E allora hanno deciso di oscurare le partite ai milioni di tifosi d'Italia, condonando solo gli abbonati; sì, quelli a SKY però. Perché alla fin fine le partite si sono giocate lo stesso e gli sponsor, i diritti televisivi, le casse delle società sono nuovamente sani e salvi insieme ai gol della domenica. Che lo spettacolo continui dunque; per i milioni di fedelissimi sparpagliati in tutti i Bar Sport d'Italia, pronti a commentare le scelte dell'allenatore e le azioni più belle della domenica. Quelli che.. “eh no, adesso basta, quando è troppo è troppo, l'abbonamento mica lo rifaccio l'anno prossimo” ma che poi alla fine son sempre lì, sugli spalti al freddo aspettando la sacrosanta partita della domenica, anzi no, del mercoledì sera. Perché oltre al danno c'è la beffa, partita infrasettimanale e pure di sera – che c'è un umido che te lo raccomando – .

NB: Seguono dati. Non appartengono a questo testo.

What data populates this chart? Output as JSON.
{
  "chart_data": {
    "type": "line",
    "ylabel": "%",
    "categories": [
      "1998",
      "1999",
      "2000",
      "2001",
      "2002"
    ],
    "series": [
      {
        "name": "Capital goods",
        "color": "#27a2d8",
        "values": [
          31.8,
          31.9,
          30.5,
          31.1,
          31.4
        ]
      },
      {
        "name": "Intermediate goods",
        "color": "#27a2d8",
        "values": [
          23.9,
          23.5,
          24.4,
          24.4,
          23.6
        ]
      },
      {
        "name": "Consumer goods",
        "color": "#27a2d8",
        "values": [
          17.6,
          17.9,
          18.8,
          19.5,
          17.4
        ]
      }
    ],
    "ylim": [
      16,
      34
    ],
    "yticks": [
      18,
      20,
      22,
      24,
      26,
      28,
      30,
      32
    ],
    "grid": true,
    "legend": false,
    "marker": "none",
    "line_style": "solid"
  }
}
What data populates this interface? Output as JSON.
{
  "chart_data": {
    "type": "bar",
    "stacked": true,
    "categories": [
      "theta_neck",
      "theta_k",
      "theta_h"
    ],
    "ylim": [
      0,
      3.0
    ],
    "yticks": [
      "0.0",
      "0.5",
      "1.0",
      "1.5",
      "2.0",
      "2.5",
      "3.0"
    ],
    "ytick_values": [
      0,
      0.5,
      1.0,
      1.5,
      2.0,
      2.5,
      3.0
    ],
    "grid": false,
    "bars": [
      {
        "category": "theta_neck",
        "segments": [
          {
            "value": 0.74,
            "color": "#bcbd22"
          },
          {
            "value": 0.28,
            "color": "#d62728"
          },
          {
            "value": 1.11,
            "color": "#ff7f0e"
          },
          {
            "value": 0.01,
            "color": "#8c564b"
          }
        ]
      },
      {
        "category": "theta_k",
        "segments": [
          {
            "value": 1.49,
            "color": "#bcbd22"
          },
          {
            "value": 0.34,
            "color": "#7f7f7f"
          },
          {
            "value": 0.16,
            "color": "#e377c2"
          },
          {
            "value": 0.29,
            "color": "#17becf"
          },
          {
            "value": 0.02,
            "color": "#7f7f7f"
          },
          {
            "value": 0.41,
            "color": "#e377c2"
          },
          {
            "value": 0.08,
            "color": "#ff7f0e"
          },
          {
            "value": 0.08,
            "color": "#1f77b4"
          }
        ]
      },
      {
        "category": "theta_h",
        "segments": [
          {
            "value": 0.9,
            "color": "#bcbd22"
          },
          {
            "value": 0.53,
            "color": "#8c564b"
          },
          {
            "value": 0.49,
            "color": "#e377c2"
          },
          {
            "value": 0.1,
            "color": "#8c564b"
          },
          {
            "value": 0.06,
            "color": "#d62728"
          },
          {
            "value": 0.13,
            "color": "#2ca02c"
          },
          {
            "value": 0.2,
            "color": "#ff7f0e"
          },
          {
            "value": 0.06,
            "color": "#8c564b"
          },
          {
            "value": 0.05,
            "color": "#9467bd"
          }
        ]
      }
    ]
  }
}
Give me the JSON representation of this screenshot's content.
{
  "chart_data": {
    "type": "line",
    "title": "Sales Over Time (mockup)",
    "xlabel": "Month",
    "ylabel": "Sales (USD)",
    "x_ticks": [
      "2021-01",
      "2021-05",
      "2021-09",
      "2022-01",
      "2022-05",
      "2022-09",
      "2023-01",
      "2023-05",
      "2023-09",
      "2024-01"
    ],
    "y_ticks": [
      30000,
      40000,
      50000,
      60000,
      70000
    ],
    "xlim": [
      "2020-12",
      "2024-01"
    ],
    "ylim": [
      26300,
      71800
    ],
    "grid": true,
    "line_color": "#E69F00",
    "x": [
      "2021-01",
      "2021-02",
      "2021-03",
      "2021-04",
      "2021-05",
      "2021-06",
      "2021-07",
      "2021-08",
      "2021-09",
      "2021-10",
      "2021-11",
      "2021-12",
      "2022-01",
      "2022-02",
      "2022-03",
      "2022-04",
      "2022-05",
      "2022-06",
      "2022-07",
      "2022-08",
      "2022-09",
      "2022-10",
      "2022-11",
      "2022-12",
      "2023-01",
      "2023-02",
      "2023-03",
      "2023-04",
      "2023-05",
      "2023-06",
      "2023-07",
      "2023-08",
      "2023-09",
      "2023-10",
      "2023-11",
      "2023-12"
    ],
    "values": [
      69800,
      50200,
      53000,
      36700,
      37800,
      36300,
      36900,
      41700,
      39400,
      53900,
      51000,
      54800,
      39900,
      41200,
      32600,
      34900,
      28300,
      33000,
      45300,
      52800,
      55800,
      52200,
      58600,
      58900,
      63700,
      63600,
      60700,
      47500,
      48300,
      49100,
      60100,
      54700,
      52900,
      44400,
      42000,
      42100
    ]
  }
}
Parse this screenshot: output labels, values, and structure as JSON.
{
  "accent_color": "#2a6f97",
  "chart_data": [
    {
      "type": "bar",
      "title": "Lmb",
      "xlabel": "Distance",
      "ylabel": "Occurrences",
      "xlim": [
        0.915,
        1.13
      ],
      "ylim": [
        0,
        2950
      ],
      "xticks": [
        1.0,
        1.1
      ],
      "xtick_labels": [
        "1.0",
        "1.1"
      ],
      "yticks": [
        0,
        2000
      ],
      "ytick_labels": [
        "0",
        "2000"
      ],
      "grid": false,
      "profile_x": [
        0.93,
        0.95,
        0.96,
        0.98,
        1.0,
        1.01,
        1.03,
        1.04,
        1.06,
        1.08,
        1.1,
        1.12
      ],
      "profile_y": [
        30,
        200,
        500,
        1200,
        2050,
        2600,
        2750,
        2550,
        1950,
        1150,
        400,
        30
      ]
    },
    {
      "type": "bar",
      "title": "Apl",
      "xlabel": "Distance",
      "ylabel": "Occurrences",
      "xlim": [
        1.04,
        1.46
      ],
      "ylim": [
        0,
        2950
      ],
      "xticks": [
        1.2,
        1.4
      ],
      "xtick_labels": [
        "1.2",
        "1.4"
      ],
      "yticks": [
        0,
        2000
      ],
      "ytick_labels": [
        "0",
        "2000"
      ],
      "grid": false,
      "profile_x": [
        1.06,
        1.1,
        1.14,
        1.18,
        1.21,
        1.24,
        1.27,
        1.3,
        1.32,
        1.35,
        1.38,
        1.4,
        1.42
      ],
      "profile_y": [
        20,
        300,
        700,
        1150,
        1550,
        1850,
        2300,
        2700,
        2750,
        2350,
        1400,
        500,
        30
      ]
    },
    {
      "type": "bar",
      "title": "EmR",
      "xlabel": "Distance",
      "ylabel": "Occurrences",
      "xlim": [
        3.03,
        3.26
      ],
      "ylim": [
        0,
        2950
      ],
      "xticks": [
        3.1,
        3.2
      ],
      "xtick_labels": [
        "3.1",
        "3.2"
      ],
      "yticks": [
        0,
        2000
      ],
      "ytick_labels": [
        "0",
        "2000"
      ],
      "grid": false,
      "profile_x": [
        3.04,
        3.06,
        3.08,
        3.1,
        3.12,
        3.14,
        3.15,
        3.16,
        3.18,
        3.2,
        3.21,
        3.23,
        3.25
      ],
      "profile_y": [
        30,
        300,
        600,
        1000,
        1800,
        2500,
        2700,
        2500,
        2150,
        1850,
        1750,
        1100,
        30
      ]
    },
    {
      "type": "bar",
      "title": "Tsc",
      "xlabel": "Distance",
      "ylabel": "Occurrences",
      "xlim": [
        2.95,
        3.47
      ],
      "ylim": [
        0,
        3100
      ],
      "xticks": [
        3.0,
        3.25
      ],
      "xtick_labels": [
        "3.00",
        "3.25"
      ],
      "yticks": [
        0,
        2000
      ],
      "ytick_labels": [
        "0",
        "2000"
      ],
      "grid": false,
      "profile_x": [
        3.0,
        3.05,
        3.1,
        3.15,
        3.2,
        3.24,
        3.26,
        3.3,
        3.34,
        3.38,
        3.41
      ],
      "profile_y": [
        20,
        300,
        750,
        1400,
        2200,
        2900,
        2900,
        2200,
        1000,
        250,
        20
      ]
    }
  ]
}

Eccoli i tifosi. Loro continuano ad andare allo stadio nonostante tutto, come se niente fosse, come se il calcio di oggi fosse bello come una volta, e intanto esultano, si disperano ed inveiscono, contro l'arbitro, contro Moggi, contro il rigore sulla traversa, contro i gobbi bianco-neri, contro Galliani, contro la mafia del calcio e tutto il sistema corrotto fino ai santi in paradiso. Inveiscono e sperano in un cambiamento. Ma come sperare ancora che questo cambiamento venga dall'alto, dal governo, dalla lega calcio? Dovrebbe sorgere spontaneamente dal basso, come una pianticella, con radici fatte di tifosi disgustati che sanno ancora distinguere il vero sport da una sua messa in scena.

Gli stadi vuoti dovrebbero esserlo per scelta, e non a causa di un decreto governativo.

Questa è la decisione che un popolo che si rispetti prenderebbe davanti ad un tale scempio.

“Gli stadi riaprono ma gli italiani no. Sciopero dei tifosi per salvare il gioco più bello del mondo”. Questa è la notizia che mi piacerebbe leggere sulle prime pagine dei giornali di tutto il mondo. Ma questo ovviamente è solo un sogno alla Martin Luther King. Forse la realtà è che il governo non ferma il campionato perché gli italiani vogliono che il campionato continui, un po' come Matarrese.


[1] Thatcher set to demand FA ban on games in Europe. The Guardian.